Solo Life Hack: How Getting a Furry Friend Can Boost Your Heart Health and Help You Live Longer!

Being single has its perks; you can concentrate on your career, maintain healthy friendships and make travel plans without having to consult anyone. But despite these benefits, singles are at a disadvantage when it comes to health. Studies suggest that married people tend to live longer, have reduced chances of a stroke or heart attack and are more likely to survive major operations or cancer. However, the good news for singles who prefer being unattached is that improving your health might be as simple as owning a dog.

Recent research conducted by Uppsala University in Sweden discovered that canine companions offer significant health benefits, particularly for singles. By studying the health of 3.4 million individuals for 12 years using national health registries, it was found that single dog owners have an 11% decreased risk of cardiovascular disease and a 33% reduced chance of premature death compared to single non-dog owners. Considering that premature death and cardiovascular disease are two major health problems faced by singles, dog ownership appears to be a natural solution.

Although the study did not explore exactly why dogs are beneficial for heart health and lifespan, the researchers have a couple of theories. Dog owners are generally more active due to the daily walks, and physical activity is great for overall health. Also, people who socialize more tend to be healthier, and this social interaction might extend to animals as well. Finally, dogs expose their owners to a variety of bacteria, potentially diversifying their microbiome in a positive way.

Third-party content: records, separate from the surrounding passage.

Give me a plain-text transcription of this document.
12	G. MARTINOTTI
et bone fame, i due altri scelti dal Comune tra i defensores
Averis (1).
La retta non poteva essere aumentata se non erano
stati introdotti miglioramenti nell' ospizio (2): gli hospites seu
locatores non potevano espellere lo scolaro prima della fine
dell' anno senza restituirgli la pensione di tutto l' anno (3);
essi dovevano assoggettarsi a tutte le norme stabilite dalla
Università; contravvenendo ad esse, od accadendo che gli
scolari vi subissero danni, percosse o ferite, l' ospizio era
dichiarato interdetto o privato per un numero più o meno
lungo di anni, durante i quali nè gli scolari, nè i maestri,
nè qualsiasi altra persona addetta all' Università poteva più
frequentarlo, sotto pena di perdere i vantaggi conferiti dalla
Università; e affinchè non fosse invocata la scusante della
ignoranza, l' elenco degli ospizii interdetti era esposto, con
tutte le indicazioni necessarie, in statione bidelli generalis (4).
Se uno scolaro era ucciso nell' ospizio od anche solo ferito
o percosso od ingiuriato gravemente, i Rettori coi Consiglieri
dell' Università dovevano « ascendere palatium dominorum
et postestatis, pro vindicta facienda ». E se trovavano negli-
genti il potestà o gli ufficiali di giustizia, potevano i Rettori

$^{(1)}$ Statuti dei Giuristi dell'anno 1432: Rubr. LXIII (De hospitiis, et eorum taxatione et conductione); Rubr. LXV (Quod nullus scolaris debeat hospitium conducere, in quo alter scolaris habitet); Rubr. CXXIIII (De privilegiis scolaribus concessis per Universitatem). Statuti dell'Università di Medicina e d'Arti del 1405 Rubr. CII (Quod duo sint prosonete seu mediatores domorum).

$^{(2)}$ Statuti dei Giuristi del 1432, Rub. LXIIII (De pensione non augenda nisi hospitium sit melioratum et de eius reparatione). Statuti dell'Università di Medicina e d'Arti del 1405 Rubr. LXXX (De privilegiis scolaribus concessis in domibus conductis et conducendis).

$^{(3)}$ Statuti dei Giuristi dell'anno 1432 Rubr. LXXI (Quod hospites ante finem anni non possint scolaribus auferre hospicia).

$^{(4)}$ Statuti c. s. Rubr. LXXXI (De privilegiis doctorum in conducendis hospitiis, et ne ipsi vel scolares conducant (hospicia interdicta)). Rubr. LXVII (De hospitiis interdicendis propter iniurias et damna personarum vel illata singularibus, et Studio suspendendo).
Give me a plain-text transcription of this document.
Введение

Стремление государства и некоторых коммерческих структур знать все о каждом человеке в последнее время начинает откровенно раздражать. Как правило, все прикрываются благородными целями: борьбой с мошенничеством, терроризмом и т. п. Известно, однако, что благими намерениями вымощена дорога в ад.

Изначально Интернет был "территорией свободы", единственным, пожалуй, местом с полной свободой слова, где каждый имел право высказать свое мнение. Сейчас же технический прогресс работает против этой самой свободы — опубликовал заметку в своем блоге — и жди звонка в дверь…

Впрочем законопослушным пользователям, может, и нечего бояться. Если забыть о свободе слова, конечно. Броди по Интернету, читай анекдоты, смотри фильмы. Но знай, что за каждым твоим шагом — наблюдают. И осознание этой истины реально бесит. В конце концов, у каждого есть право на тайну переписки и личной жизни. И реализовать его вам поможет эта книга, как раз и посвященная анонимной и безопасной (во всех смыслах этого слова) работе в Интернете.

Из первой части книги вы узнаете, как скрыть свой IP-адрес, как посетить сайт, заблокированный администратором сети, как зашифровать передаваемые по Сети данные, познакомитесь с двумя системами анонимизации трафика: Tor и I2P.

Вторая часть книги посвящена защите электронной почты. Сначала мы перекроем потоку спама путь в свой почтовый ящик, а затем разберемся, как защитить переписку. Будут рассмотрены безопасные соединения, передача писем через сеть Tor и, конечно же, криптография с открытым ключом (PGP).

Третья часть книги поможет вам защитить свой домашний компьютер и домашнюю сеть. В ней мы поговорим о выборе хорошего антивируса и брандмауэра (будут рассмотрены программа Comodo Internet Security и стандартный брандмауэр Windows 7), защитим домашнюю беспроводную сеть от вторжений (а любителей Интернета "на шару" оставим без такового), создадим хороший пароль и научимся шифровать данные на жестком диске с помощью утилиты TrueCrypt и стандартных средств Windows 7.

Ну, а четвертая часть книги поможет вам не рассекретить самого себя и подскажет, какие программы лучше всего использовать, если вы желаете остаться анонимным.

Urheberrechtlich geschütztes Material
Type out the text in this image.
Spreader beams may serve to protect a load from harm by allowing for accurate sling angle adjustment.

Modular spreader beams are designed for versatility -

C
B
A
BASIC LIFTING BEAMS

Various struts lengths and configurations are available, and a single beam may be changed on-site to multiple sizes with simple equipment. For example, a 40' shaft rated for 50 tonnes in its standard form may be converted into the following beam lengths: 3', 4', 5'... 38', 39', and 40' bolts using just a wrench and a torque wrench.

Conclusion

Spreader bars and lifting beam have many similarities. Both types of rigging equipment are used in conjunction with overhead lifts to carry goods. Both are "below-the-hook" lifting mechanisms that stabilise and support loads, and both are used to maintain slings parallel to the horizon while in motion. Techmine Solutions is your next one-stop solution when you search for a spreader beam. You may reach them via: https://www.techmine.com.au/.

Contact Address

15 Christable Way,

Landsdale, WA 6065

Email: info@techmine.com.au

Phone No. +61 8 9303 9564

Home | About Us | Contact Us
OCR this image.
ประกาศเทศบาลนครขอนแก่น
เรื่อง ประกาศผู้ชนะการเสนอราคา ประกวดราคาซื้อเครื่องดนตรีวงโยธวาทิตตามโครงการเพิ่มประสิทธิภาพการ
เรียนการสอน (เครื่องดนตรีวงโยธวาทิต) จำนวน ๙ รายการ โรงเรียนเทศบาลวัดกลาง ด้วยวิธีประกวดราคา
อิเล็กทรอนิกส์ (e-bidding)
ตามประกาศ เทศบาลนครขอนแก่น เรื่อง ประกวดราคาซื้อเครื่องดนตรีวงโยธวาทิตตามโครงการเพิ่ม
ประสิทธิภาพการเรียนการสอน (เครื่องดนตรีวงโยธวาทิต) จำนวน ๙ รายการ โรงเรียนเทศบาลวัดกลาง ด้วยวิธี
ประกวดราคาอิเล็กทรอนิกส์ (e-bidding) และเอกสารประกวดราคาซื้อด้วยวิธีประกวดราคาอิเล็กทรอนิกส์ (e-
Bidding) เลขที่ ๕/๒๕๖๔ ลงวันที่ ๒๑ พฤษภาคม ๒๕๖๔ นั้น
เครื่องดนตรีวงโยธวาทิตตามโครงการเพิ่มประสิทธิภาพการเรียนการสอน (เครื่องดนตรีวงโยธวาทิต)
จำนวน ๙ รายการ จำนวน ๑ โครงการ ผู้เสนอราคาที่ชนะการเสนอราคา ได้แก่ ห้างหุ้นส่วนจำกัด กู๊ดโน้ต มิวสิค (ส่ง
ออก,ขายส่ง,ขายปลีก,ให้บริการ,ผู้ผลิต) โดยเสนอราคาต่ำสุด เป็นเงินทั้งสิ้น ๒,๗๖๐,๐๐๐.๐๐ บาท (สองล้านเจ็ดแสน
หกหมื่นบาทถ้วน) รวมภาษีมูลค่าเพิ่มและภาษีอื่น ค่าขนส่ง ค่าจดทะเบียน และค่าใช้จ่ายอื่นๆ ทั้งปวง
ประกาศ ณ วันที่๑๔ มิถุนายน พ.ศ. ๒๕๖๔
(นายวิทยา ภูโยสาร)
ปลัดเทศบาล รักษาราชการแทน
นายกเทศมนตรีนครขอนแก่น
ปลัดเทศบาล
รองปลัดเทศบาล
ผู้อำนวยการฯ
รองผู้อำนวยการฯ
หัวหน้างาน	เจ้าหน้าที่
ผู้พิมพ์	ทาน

Before adopting a dog, it is important to consider the significant responsibility involved in pet ownership. If you decide a dog is a good fit for your life, selecting certain breeds may offer even greater health benefits. Research has shown that hunting breeds, which require more exercise, provide additional advantages. Some popular hunting breeds to consider include Labrador retrievers, golden retrievers, beagles, bassett hounds, fox terriers, and Welsh corgis.

For those who prefer cats, fear not; another study demonstrated that cat owners have a 30% lower risk of dying from a stroke or heart attack compared to those who don’t own cats. This suggests that the love and companionship of a pet are all that’s needed to give your health a boost during your single years.

You might also consider providing a loving home for a senior pet. These older animals sometimes lose their homes when their original owners can no longer care for them. Adopting a senior pet may indicate a shorter commitment but can offer significant benefits and companionship. Overall, owning a pet, whether it’s a dog or a cat, can play a significant role in improving the health and well-being of single people, providing both companionship and motivation for increased physical activity.